Les niches fiscales recouvrent de nombreuses réalités puisqu'il en existe 474. Je ne compte pas les 100 milliards en général, les abattements, le quotient familial qui est une niche stricto sensu, mais seulement les 14 milliards de réductions et crédits d'impôt. Sur ces 14 milliards, 7 milliards bénéficient aux 10 % les plus riches, et singulièrement pour les plus riches d'entre eux.

Dans les réunions publiques, il revient régulièrement, et à juste titre, que ce système profite aux personnes qui payent le plus d'impôt sur le revenu. On dit que, si nous supprimons ces niches, nous augmenterons les impôts. Une suppression de niche est certes une augmentation d'impôt mais personne ne voit la seconde partie de ma proposition. La question qui se pose dans notre pays étant, me semble-t-il, le consentement à l'impôt, et pour cela sa progressivité, et vu que la niche casse la progressivité de l'impôt, il s'agirait, si nous l'acceptions collectivement, d'utiliser l'argent récolté par les suppressions de niches pour baisser l'impôt, notamment l'impôt sur le revenu des deux premiers déciles, c'est-à-dire de la classe moyenne basse. C'est sur la table.

En tout cas, il me semble que la question des niches fiscales ne doit pas être taboue. Niche par niche, il faut se demander si c'est efficace ou non, car 14 milliards d'euros, c'est beaucoup d'argent – trois ou quatre fois l'impôt sur la fortune. Le Gouvernement a commandé des missions d'inspection et communiquera les documents à l'Assemblée, si vous le souhaitez, car c'est aussi le travail du Parlement de procéder à cette évaluation.
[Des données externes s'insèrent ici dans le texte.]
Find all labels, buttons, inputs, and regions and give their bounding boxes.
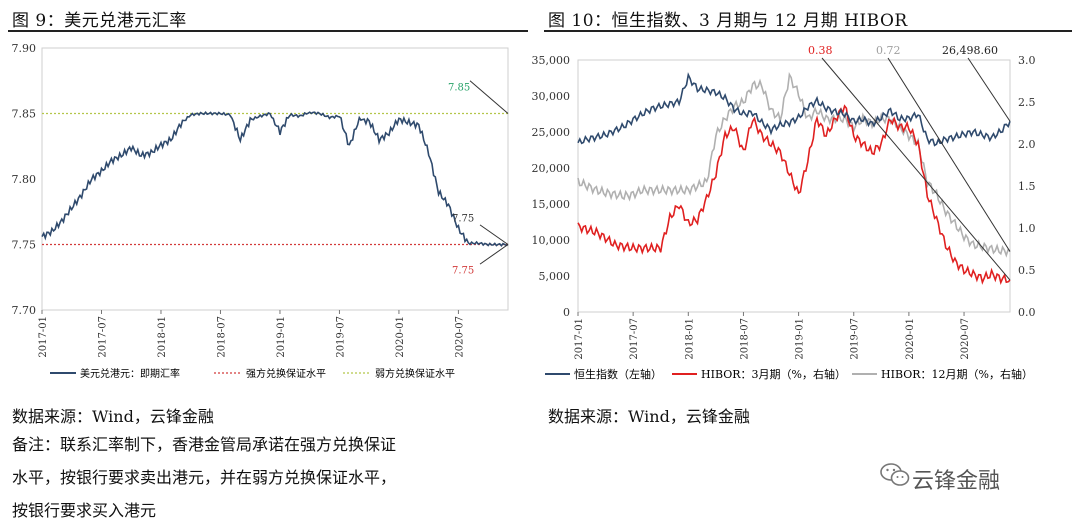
left-y-tick-label: 7.80 [12,173,37,186]
left-y-tick-label: 7.70 [12,304,37,317]
right-yright-tick-label: 2.5 [1018,96,1036,109]
charts-canvas: 7.70 7.75 7.80 7.85 7.90 2017-01 2017-07 2018-… [12,42,1036,381]
annot-hibor12m-last: 0.72 [876,44,901,57]
right-yleft-tick-label: 10,000 [532,234,571,247]
spot-rate-line [41,111,509,247]
note-line-2: 水平，按银行要求卖出港元，并在弱方兑换保证水平， [12,468,397,487]
right-x-tick-label: 2020-07 [960,318,971,360]
right-yleft-tick-label: 20,000 [532,162,571,175]
right-yright-tick-label: 1.5 [1018,180,1036,193]
legend-label-hibor3m: HIBOR：3月期（%，右轴） [701,367,846,381]
left-x-tick-label: 2019-07 [335,316,346,358]
right-x-tick-label: 2017-01 [574,318,585,360]
figure-9-title: 图 9：美元兑港元汇率 [12,11,187,31]
left-x-tick-label: 2017-07 [97,316,108,358]
right-yleft-tick-label: 25,000 [532,126,571,139]
hibor-12m-line [577,72,1011,258]
left-x-tick-label: 2018-07 [216,316,227,358]
annot-leader-775-top [479,224,509,245]
left-y-tick-label: 7.85 [12,108,37,121]
left-x-tick-label: 2019-01 [276,316,287,358]
left-x-tick-label: 2020-01 [395,316,406,358]
hsi-line [577,72,1011,147]
annot-hibor3m-last: 0.38 [808,44,833,57]
right-x-tick-label: 2018-01 [684,318,695,360]
right-yleft-tick-label: 0 [563,306,570,319]
left-x-tick-label: 2020-07 [454,316,465,358]
figure-10-title: 图 10：恒生指数、3 月期与 12 月期 HIBOR [548,11,908,31]
right-x-tick-label: 2019-07 [850,318,861,360]
annot-775-spot: 7.75 [452,213,474,224]
annot-785: 7.85 [448,82,470,93]
note-line-3: 按银行要求买入港元 [12,501,157,520]
right-yright-tick-label: 0.5 [1018,264,1036,277]
annot-hsi-last: 26,498.60 [942,44,998,57]
legend-label-hibor12m: HIBOR：12月期（%，右轴） [881,367,1033,381]
legend-label-hsi: 恒生指数（左轴） [574,367,662,381]
annot-leader-hsi [967,57,1011,122]
legend-label-spot: 美元兑港元：即期汇率 [80,367,180,380]
right-x-tick-label: 2017-07 [629,318,640,360]
usd-hkd-chart: 7.70 7.75 7.80 7.85 7.90 2017-01 2017-07 2018-… [12,42,509,380]
note-line-1: 备注：联系汇率制下，香港金管局承诺在强方兑换保证 [12,435,397,454]
left-x-tick-label: 2017-01 [38,316,49,358]
right-yleft-tick-label: 15,000 [532,198,571,211]
annot-leader-hibor3m [821,57,1011,281]
title-rule-right [544,30,1072,32]
left-y-tick-label: 7.90 [12,42,37,55]
left-y-tick-label: 7.75 [12,239,37,252]
source-right: 数据来源：Wind，云锋金融 [548,407,750,426]
left-x-tick-label: 2018-01 [157,316,168,358]
watermark-text: 云锋金融 [912,469,1001,494]
wechat-icon [880,463,910,486]
hsi-hibor-chart: 0 5,000 10,000 15,000 20,000 25,000 30,000 35,0… [532,44,1036,381]
right-yleft-tick-label: 35,000 [532,54,571,67]
right-yright-tick-label: 1.0 [1018,222,1036,235]
right-yright-tick-label: 0.0 [1018,306,1036,319]
annot-leader-775-bottom [479,244,509,265]
right-yleft-tick-label: 30,000 [532,90,571,103]
annot-775-strong: 7.75 [452,266,474,277]
hibor-3m-line [577,104,1011,285]
right-yleft-tick-label: 5,000 [539,270,571,283]
legend-label-strong: 强方兑换保证水平 [246,367,326,380]
right-yright-tick-label: 2.0 [1018,138,1036,151]
source-left: 数据来源：Wind，云锋金融 [12,407,214,426]
right-x-tick-label: 2018-07 [739,318,750,360]
right-x-tick-label: 2019-01 [795,318,806,360]
right-yright-tick-label: 3.0 [1018,54,1036,67]
right-x-tick-label: 2020-01 [905,318,916,360]
title-rule-left [8,30,528,32]
legend-label-weak: 弱方兑换保证水平 [375,367,455,380]
annot-leader-785 [469,80,509,114]
annot-leader-hibor12m [887,57,1011,252]
left-plot-area [41,47,509,311]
Je continue de porter ce débat, en excluant des dispositions qui me paraissent très utiles et efficaces : les services à la personne, la défiscalisation outre-mer… Si nous sommes d'accord sur le fait qu'un mécanisme est très efficace, nous n'y toucherons pas. Il appartient au Parlement, sur la base des documents transmis, de discuter de l'ensemble de ces niches dans le débat fiscal. Je constate d'ailleurs, sur le site internet du Grand débat, que ces documents sont régulièrement repris dans les contributions.